Quatre jeunes manifestants soutenant l’opposant Ousmane Sonko ont perdu la vie lors d’affrontements avec les forces de l’ordre à Dakar. Les autorités sénégalaises ont promis de «ramener l’ordre», tandis que l’ONU a appelé à «éviter une escalade».
Le 5 mars 2021, les autorités sénégalaises ont promis de «ramener l’ordre» après des scènes de guérilla urbaine ayant fait officiellement quatre morts entre les forces de l’ordre et des jeunes manifestants. Ceux-ci réclament la libération de l’opposant Ousmane Sonko, dont l’arrestation a libéré une exaspération accumulée devant la dureté des conditions de vie.

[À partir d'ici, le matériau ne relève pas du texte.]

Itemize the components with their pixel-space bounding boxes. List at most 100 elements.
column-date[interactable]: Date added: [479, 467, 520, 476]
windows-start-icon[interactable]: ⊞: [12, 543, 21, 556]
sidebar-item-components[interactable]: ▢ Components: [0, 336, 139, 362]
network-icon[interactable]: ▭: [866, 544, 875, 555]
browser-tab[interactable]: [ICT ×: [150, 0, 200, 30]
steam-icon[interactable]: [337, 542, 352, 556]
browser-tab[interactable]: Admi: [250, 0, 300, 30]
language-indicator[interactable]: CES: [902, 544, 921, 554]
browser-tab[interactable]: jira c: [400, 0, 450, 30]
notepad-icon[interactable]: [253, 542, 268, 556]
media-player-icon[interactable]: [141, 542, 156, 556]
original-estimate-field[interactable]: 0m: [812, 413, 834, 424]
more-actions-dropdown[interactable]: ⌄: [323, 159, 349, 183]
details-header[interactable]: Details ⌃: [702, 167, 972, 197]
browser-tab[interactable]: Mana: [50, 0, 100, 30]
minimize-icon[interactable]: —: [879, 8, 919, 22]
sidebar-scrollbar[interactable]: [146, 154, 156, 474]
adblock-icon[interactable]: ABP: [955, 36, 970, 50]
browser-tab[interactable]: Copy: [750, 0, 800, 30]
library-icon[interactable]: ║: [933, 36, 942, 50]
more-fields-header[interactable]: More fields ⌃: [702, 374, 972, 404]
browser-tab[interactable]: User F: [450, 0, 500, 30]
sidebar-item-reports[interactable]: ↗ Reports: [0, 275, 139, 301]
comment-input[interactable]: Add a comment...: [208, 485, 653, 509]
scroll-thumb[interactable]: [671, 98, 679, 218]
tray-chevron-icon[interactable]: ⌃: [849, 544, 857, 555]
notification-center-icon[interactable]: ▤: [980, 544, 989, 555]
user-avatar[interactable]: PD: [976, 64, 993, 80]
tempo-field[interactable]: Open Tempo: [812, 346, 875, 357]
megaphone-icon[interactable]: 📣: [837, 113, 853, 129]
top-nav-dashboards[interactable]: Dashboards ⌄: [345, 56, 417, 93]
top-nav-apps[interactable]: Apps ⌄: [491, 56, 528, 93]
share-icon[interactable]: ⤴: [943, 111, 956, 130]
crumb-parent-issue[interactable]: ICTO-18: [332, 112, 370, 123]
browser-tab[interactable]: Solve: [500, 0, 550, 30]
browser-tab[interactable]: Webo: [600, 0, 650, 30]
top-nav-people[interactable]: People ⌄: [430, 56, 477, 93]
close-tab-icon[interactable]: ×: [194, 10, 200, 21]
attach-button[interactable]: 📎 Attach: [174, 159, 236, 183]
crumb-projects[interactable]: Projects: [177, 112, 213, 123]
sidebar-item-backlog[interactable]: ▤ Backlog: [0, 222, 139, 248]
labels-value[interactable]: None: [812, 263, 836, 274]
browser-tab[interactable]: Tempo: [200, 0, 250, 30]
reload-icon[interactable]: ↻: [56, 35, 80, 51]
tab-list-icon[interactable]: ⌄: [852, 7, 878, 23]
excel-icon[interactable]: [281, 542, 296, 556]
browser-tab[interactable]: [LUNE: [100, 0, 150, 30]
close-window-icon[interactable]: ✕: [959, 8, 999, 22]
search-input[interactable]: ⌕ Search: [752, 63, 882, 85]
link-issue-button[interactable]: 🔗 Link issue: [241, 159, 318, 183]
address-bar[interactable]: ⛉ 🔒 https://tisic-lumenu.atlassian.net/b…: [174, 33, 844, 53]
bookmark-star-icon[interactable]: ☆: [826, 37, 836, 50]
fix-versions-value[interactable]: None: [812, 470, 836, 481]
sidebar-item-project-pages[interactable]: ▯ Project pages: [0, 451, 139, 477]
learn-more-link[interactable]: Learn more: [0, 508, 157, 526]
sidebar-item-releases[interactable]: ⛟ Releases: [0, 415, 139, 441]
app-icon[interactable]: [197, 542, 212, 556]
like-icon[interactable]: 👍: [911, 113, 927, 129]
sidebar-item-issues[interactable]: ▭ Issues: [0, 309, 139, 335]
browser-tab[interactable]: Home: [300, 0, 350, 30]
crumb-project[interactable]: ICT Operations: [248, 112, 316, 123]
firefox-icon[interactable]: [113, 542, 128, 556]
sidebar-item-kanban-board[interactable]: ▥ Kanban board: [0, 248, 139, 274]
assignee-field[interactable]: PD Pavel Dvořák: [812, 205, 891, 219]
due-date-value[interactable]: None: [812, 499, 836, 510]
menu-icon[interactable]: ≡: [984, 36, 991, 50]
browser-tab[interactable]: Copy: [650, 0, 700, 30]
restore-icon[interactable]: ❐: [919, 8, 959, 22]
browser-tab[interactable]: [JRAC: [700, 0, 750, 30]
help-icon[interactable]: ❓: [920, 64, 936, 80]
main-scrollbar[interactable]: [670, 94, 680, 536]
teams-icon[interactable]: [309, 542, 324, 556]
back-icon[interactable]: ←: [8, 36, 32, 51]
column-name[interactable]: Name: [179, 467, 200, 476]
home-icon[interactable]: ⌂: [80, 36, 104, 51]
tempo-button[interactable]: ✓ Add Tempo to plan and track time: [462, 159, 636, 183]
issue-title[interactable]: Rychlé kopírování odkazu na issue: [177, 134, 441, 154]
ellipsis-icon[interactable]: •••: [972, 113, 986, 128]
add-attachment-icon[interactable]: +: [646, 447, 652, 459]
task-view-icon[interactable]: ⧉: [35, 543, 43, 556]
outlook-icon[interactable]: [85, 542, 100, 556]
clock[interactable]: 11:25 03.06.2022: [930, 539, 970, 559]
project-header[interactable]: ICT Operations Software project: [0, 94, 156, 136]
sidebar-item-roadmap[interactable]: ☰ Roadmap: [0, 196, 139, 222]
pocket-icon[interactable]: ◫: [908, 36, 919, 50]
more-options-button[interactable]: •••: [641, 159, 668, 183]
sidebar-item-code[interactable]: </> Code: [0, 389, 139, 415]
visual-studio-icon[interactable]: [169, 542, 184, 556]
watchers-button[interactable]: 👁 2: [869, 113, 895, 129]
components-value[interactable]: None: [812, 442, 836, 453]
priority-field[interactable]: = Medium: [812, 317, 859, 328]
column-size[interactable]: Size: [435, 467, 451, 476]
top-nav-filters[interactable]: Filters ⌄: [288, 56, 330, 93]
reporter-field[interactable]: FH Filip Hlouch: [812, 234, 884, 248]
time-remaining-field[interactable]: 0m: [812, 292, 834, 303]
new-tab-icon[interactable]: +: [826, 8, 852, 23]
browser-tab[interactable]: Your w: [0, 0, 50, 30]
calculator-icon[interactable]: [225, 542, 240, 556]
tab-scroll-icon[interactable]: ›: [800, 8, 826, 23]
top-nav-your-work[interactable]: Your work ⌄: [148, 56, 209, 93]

Les tensions, sensibles depuis deux jours dans un pays habituellement considéré comme un îlot de stabilité en Afrique de l’Ouest, se sont intensifiées sans perspective apparente d’apaisement, la justice ayant maintenu Ousmane Sonko en garde à vue.
Plusieurs quartiers de Dakar et de villes de l’intérieur ont été le théâtre d’affrontements d’une ampleur inconnue depuis plusieurs années, bien que la riposte policière semble se limiter essentiellement aux moyens anti-émeutes.
Dans la soirée, le secrétaire général de l’ONU Antonio Guterres s’est dit «très préoccupé» et a appelé «à éviter une escalade». Son porte-parole Stéphane Dujarric s’est exprimé sur la situation : «Les manifestations doivent rester pacifiques et les forces de sécurité et de police doivent […] permettre à ces manifestants d’exprimer leurs opinion et volonté», a-t-il estimé.
«Le gouvernement regrette la perte de quatre vies humaines», avait quant à lui déclaré en direct à la télévision, le 5 mars au soir, le ministre de l’Intérieur Antoine Félix Abdoulaye Diome, tandis que le bilan était jusqu’alors d’un jeune tué la veille dans le sud du pays.
Le ministre a accusé Ousmane Sonko d’être responsable de la situation en ayant «lancé des appels à la violence» et à «l’insurrection». Il a condamné des «actes de nature terroriste» et lancé un appel «au calme, à la sérénité et à l’apaisement».
S’appuyant sur la campagne de vaccination en cours, Antoine Félix Abdoulaye Diome a aussi évoqué la «perspective de l’allégement du couvre-feu» qui aggrave depuis janvier la situation souvent déjà précaire de nombreux Sénégalais.
La capitale sénégalaise sous très haute tension
A Dakar, la bataille a laissé après-coup le spectacle saisissant de rues vidées de gens et de véhicules, jusqu’aux proches abords des lieux de pouvoir, et jonchées de projectiles de toutes sortes, entre les magasins tous fermés.
Dans le quartier populaire de la Médina, des groupes de jeunes scandant «Libérez Sonko !» ont harcelé de jets de pierres les très nombreux policiers, dans les nuages de lacrymogènes et les déflagrations de grenades assourdissantes. Les mêmes incidents se sont reproduits un peu plus loin près de la place de la Nation. Des blindés avaient été positionnés près de la présidence et ses accès bouclés.
A Mbao, dans la grande banlieue, des pillards ont été aperçus sortant les bras chargés de marchandises d’un supermarché Auchan, dont au moins 14 magasins ont été attaqués et 10 «pillés», selon la direction du groupe français.